Dionysius, the tyrant of Sicily, sent several costly presents of rich apparel, necklaces, and bracelets to the daughters of Lysander, which however the father would never permit the virgins to accept, saying: These gaudy presents will procure more infamy than honor to my daughters. And indeed, before Lysander, Sophocles in one of his tragedies had uttered the following sentence to the same effect:

  • Mistake not, silly wretch; this pompous trim
  • Rather disgraces than proclaims thee great,
  • And shows the rage of thy lascivious heat.
  • For, as Crates said, that is ornament which adorns; and that adorns a woman which renders her more comely and decent. This is an honor conferred upon her, not by the

    lustre of gold, the sparkling of emeralds and diamonds, nor splendor of the purple tincture, but by the real embellishments of gravity, discretion, humility, and modesty.

    They who offer to Juno as the Goddess of Wedlock never consecrate the gall with the other parts of the sacrifice, but having drawn it forth, they cast it behind the altar. Which constitution of the lawgiver fairly implies that all manner of passionate anger and bitterness of reproach should be exterminated from the thresholds of nuptial cohabitation. Not but that a certain kind of austerity becomes the mistress of a family; which however should be like that of wine, profitable and delightful, not like aloes, biting and medicinally ungrateful to the palate.

    Plato observing the morose and sour humor of Xenocrates, otherwise a person of great virtue and worth, admonished him to sacrifice to the Graces. In like manner, I am of opinion that it behooves a woman of moderation to crave the assistance of the Graces in her behavior towards her husband, thereby (according to the saying of Metrodorus) to render their society mutually harmonious to each other, and to preserve her from being waspishly proud, out of a conceit of her fidelity and virtue. For it becomes not a frugal woman to be neglectful of decent neatness, nor one who has great respect to her husband to refrain complacency in her conversation; seeing that, as the over-rigid humor of a wife renders her honesty irksome, so sluttery begets a hatred of her sparing and pinching housewifery.

    She who is afraid to laugh or to appear merry and gay before her husband, for fear of waking his jealousy, may be said to resemble one that forbears to anoint herself at all, lest she should be thought to use unnecessary or harlotry perfumes, or that neglects to wash her face, to avoid the suspicion of painting. Thus we find that poets

    and orators, who desire to shun the tiring tediousness of a low, vulgar, and drowsy style, ingeniously labor to detain and move both their readers and their auditors by the quaintness of their invention, grandeur of the subject, and lively representation of the humors and conditions which they bring upon the stage. From whence a discreet mistress of a family may likewise learn to avoid all manner of over-nice curiosity and squeamish affectation, all excess of jollity savoring of the courtesan, and every thing tending to profuse pomp; but she will rather employ all her wit and art in exhibiting to her husband all the graces of life and character, accustoming him to honesty and decency joined with pleasure and delight.
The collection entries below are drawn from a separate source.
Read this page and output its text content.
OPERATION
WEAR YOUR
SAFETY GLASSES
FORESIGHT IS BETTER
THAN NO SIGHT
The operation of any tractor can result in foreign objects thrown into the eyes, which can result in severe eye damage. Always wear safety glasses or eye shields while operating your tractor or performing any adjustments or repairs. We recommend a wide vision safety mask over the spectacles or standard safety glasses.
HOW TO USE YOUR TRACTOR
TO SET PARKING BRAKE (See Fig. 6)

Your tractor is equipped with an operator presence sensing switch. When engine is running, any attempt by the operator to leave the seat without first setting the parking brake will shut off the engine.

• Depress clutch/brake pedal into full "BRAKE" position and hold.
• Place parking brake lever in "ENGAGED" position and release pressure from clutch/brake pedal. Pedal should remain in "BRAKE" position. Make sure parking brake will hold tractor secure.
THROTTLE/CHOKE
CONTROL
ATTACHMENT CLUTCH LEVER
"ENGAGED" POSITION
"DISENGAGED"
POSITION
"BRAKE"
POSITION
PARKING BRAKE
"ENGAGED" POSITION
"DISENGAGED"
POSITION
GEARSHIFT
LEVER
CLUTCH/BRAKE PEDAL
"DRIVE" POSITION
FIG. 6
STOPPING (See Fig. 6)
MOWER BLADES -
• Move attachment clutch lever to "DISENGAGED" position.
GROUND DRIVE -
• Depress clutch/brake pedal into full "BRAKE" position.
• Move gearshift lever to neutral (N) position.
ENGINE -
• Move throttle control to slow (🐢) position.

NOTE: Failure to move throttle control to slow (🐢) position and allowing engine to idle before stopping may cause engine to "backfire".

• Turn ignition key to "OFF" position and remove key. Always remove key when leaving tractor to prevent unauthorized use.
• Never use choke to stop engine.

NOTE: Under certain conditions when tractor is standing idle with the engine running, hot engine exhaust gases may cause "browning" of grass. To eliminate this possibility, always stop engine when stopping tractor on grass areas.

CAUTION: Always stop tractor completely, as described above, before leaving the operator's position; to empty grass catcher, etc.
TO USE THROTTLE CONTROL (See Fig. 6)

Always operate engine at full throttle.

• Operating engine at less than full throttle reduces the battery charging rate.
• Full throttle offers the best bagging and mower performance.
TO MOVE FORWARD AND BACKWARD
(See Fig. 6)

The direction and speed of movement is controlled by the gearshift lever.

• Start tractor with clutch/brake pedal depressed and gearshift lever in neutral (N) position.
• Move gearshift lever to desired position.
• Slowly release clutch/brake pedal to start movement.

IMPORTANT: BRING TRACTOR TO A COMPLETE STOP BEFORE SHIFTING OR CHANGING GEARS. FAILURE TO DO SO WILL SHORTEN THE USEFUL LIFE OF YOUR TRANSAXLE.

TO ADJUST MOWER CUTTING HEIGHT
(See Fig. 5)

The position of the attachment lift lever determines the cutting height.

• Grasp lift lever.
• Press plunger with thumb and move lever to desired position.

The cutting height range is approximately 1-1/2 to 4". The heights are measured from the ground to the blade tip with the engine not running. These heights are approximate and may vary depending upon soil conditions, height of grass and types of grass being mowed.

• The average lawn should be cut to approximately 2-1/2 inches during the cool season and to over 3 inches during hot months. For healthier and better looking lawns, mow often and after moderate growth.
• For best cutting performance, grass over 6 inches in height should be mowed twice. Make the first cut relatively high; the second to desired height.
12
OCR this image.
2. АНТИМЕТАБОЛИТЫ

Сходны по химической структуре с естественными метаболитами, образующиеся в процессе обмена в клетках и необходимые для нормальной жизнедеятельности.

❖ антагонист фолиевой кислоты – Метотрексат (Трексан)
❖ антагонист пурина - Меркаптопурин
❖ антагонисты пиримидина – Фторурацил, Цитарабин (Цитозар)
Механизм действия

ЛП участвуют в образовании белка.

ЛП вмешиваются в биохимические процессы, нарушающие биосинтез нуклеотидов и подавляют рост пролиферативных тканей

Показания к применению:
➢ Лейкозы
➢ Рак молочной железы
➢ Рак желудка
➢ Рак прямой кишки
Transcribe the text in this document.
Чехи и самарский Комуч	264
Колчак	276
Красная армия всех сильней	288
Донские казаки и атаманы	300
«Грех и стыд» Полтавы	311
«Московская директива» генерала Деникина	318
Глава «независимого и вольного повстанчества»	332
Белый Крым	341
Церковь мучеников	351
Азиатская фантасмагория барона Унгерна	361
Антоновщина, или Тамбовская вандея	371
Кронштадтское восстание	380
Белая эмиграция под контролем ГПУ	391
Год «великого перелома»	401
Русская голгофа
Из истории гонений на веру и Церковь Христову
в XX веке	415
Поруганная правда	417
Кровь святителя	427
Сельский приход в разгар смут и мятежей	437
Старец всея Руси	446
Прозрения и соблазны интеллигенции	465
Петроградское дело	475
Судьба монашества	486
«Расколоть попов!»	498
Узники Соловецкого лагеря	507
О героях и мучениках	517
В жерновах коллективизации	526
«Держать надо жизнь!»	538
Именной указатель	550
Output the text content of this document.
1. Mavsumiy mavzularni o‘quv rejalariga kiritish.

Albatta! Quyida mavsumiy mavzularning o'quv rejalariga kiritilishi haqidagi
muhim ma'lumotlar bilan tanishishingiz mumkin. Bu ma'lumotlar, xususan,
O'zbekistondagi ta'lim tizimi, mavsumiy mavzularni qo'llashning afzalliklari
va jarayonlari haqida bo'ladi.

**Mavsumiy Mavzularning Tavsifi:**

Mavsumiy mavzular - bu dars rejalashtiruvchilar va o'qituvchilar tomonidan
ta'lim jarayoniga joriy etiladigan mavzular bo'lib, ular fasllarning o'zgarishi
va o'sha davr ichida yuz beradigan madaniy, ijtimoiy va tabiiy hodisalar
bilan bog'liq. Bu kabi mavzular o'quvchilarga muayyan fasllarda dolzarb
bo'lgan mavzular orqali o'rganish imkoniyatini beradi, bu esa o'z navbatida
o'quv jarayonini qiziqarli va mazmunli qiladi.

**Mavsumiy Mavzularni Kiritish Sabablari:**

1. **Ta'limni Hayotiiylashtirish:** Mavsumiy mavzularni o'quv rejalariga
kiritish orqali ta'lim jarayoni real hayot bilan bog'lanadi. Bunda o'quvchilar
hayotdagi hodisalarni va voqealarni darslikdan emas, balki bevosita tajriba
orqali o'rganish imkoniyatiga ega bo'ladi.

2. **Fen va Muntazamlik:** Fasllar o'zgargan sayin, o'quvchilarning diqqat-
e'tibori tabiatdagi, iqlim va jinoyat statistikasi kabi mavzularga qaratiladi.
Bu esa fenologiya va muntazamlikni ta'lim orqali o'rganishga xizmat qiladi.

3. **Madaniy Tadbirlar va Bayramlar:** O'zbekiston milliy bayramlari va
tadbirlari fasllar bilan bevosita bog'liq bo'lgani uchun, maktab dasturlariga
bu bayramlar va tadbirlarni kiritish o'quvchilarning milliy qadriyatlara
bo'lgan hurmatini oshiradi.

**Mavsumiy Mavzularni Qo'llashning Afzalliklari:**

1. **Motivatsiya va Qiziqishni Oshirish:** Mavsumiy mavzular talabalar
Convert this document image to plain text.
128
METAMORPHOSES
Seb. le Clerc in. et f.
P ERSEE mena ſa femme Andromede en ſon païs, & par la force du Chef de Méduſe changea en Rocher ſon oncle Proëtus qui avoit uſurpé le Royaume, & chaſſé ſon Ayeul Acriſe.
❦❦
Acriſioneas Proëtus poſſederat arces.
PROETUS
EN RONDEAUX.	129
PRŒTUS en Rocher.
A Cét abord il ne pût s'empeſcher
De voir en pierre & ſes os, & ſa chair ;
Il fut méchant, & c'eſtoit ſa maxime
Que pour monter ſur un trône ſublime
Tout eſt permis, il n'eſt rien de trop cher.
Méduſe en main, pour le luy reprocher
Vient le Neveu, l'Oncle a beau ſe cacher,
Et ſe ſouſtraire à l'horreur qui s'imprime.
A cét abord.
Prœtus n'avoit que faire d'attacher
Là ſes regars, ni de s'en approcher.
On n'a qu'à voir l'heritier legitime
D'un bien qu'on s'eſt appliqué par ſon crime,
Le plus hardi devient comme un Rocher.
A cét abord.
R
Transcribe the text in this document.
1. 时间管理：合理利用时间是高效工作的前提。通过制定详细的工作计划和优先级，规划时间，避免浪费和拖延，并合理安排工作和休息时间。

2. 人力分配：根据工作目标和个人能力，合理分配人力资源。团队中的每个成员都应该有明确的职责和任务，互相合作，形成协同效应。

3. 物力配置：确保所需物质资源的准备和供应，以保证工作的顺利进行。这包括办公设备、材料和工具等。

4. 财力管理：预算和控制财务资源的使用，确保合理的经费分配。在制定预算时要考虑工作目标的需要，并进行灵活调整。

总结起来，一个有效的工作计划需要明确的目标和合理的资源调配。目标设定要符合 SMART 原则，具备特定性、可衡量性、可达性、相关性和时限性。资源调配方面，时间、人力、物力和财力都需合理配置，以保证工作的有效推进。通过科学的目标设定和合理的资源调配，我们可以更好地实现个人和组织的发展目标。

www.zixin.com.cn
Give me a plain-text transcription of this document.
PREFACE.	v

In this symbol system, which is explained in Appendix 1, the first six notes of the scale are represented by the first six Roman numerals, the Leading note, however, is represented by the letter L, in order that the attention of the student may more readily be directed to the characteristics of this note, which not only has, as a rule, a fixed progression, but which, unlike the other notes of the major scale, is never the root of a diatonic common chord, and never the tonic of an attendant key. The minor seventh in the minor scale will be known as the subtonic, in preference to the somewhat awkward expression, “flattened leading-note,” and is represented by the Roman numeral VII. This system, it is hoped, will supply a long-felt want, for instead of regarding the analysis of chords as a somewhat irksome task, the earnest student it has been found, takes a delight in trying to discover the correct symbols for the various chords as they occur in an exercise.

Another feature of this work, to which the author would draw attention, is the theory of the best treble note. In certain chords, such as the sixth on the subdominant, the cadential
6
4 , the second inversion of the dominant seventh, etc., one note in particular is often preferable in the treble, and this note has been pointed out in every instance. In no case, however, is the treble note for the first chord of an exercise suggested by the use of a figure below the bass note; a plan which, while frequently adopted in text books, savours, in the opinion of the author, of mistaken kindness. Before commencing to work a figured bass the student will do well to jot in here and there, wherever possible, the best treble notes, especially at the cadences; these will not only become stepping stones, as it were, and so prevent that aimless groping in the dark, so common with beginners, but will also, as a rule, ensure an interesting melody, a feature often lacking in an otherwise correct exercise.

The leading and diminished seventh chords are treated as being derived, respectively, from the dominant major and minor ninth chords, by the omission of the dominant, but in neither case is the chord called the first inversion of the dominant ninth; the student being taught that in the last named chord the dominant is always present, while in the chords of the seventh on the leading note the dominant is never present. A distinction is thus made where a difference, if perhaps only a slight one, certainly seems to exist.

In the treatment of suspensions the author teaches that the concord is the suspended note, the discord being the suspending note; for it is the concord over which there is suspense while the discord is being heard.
Nevertheless, if there be any woman so severe and reserved by nature that no means can be found to make her blithe and sportive, it behooves her husband to give way to her temper; and, as Phocion answered Antipater, who commanded him to do an ill thing that misbecame his quality, I cannot be thy friend and flatter thee at one and the same time, in like manner ought a man to rest satisfied with the virtues of a chaste wife, though her serious disposition will not permit her to act the airy part of a mistress.

    The Egyptian women were anciently never wont to wear shoes, to the end they might accustom themselves to stay at home. But altogether different is the humor of our women; for they, unless allowed their jewels, their bracelets, and necklaces, their gaudy vestments, gowns, and petticoats, all bespangled with gold, and their embroidered buskins, will never stir abroad.